I would not bring this up if I thought there was no hope of further excavations. It’s true that within the Department there is no interest in returning to Shahji-ki-Dheri which yielded so little beyond the Kanishka Casket and caused such headaches, but the owner of the land with whom there were legal disputes and considerable bad blood has now passed away and his son is a man of gentler temperament. If it were possible to undertake a privately funded dig I believe he would be willing to lease out the land at a reasonable price.
I apologise again for this intrusion. It has often occurred to me to write to you but I have not wanted to presume. But now it gives me great pleasure to have occasion to thank you for all you did for me, and to hope the news I bear is welcome.
Yours sincerely
Najeeb Gul, BA (Islamia College)
Pactyike
22 November 1928Shahbaz Garhi
22 November 1928
Najeeb
The first rule of approaching any man: do not insult his appetite in one sentence and ask for his help in the next. (The chickens of Shahbaz Garhi are safe, and the goats are delicious.)
I have had more success here than I anticipated in promoting Ghaffar Khan’s ideas of reform, due to the support of my host who is held in high regard. He has advised me against using your translations of Asoka’s rock inscriptions when I talk to the men here, even though he was the one to take me to that rock for the first time when I returned from the war. Already there are rumours put about by the English and the mullahs that Ghaffar Khan’s ideas of non-violence are Hindu beliefs taken from Gandhi, so it is best to talk of the Prophet only, and not confuse matters by bringing a Buddhist king into it.
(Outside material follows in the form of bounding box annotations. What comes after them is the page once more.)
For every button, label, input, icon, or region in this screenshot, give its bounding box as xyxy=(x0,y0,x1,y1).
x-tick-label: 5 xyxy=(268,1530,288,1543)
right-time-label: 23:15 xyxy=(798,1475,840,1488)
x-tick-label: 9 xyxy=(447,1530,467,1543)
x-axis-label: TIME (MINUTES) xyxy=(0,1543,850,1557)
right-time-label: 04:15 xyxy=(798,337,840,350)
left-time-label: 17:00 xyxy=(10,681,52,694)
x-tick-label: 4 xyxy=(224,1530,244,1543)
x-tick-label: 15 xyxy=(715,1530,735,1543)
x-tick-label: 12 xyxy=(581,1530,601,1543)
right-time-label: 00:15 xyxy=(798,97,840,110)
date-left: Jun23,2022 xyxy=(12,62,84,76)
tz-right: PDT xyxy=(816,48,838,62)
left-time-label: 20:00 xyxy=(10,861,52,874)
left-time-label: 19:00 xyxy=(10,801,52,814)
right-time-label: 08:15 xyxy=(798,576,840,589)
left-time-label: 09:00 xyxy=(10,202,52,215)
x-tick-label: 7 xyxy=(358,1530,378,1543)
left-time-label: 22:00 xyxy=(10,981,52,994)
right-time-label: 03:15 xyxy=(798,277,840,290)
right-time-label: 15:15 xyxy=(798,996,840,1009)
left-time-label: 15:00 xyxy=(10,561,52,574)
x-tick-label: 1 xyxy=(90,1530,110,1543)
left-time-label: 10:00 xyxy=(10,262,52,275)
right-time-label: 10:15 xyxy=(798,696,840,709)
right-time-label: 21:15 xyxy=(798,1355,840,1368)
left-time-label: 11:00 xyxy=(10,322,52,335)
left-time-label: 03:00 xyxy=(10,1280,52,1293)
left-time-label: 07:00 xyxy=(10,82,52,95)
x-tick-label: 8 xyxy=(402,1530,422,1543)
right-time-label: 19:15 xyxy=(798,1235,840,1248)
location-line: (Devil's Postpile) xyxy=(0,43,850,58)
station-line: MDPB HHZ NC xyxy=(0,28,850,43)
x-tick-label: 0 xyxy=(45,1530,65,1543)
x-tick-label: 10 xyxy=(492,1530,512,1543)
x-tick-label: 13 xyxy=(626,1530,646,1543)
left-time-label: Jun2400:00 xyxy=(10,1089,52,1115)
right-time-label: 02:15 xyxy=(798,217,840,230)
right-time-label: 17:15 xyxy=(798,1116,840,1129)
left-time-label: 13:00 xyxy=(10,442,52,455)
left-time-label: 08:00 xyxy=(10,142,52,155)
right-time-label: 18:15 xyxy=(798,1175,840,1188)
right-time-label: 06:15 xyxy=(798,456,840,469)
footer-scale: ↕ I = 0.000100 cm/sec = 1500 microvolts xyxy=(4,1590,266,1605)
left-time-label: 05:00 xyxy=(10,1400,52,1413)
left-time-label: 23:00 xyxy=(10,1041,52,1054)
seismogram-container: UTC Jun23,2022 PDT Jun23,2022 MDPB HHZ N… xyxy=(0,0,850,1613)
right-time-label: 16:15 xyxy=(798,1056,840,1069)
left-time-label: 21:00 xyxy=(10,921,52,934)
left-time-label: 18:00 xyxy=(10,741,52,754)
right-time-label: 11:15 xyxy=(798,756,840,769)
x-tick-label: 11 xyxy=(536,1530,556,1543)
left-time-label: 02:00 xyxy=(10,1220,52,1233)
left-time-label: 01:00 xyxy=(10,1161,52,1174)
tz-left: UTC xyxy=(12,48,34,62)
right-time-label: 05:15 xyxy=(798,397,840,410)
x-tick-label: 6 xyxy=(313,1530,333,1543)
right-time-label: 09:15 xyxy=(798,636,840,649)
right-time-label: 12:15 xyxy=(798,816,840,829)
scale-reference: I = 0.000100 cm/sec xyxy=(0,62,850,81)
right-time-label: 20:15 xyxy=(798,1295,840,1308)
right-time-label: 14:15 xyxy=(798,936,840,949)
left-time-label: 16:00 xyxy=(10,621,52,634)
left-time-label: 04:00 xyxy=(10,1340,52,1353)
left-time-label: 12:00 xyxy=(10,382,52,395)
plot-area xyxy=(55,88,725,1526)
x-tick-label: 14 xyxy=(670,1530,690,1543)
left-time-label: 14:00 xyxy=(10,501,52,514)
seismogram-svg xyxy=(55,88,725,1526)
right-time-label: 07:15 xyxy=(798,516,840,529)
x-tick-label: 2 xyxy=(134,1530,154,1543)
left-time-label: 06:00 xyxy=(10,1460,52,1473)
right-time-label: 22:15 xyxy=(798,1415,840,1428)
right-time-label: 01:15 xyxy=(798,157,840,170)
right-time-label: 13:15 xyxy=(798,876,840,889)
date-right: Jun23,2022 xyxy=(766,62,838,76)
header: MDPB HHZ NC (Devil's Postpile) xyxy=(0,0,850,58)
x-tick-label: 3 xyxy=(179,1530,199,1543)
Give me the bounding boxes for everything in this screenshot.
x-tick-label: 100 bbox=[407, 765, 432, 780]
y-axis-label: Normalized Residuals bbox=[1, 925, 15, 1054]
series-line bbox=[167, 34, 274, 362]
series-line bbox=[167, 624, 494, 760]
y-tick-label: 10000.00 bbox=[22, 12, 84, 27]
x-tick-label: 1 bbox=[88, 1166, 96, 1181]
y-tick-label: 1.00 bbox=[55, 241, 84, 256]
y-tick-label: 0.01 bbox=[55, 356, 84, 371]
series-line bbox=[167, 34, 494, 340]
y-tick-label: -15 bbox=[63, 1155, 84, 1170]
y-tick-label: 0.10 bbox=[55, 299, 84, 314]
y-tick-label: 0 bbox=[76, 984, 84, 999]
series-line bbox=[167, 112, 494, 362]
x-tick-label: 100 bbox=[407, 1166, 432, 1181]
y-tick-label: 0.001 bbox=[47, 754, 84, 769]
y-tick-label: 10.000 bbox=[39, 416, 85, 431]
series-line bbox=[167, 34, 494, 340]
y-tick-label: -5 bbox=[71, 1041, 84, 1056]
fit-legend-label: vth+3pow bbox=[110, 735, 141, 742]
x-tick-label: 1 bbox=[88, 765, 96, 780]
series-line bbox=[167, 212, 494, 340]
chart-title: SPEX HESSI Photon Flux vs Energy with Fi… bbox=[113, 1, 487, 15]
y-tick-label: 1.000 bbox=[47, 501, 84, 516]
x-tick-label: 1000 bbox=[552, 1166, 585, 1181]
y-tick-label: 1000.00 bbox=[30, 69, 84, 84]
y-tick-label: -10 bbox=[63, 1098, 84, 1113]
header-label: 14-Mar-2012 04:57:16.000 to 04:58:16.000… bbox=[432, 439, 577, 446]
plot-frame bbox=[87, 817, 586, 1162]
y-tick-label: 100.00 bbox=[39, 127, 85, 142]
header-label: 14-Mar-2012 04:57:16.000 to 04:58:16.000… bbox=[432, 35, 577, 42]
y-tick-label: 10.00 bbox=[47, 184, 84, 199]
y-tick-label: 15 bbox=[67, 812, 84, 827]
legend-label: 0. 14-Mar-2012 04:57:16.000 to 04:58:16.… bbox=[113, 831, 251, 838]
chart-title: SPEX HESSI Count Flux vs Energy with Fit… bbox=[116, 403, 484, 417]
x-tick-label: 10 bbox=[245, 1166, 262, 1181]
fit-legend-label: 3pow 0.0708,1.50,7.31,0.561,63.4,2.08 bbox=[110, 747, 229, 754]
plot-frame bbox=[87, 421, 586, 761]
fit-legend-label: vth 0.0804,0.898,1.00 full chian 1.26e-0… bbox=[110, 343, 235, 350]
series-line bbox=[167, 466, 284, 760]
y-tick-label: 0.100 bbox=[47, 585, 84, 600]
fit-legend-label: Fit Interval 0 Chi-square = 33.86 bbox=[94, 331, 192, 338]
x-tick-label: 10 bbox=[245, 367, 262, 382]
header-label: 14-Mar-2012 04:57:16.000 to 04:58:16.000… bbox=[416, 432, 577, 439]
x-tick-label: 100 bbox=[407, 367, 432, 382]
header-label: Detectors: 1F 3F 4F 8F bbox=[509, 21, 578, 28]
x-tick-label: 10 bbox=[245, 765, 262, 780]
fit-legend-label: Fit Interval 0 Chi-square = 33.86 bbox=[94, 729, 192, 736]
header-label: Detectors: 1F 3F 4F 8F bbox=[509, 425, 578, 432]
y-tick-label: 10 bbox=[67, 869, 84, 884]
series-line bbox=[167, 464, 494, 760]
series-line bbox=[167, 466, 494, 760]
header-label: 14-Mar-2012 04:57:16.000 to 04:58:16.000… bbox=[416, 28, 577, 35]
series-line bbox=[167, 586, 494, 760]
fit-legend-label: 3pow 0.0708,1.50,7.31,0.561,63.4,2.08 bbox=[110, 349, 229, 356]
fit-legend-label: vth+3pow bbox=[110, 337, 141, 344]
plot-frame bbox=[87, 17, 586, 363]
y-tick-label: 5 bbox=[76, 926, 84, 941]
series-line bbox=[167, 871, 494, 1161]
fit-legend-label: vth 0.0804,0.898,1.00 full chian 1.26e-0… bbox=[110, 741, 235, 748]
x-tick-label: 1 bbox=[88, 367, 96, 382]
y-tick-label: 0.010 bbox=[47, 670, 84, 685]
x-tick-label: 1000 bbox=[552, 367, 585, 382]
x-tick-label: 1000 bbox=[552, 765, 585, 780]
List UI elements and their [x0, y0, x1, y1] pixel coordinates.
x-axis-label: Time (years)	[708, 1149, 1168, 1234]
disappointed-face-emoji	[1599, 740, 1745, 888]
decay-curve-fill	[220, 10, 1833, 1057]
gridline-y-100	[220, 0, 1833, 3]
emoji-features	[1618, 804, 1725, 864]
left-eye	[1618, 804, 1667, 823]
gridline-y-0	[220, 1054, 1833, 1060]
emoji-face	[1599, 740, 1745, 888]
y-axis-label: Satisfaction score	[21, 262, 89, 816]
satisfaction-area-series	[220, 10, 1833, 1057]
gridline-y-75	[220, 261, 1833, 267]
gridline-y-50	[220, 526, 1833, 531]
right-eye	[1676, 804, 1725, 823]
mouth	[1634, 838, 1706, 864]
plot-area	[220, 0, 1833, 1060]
But before you scowl too much – I went to the rock and read the translated words while I stood in front of it, and felt a powerful peace which I know to come from Allah, no matter which of his Messengers he used to spread it through the earth.
If you go to the fields at Shahji-ki-Dheri and ask for Afzal, son of Allah Buksh, and say you are my brother, he will tell you everything you need to know about the owner of the land. I am glad for your sake that you believe you’ve found something valuable to you, though I wonder what this artefact is, placed into your dreams by the English who teach you their version of history.
Your brother
Qayyum
This letter is being brought to you by a man I trust. If you send a reply by his hand write freely – otherwise, speak only of wedding celebrations.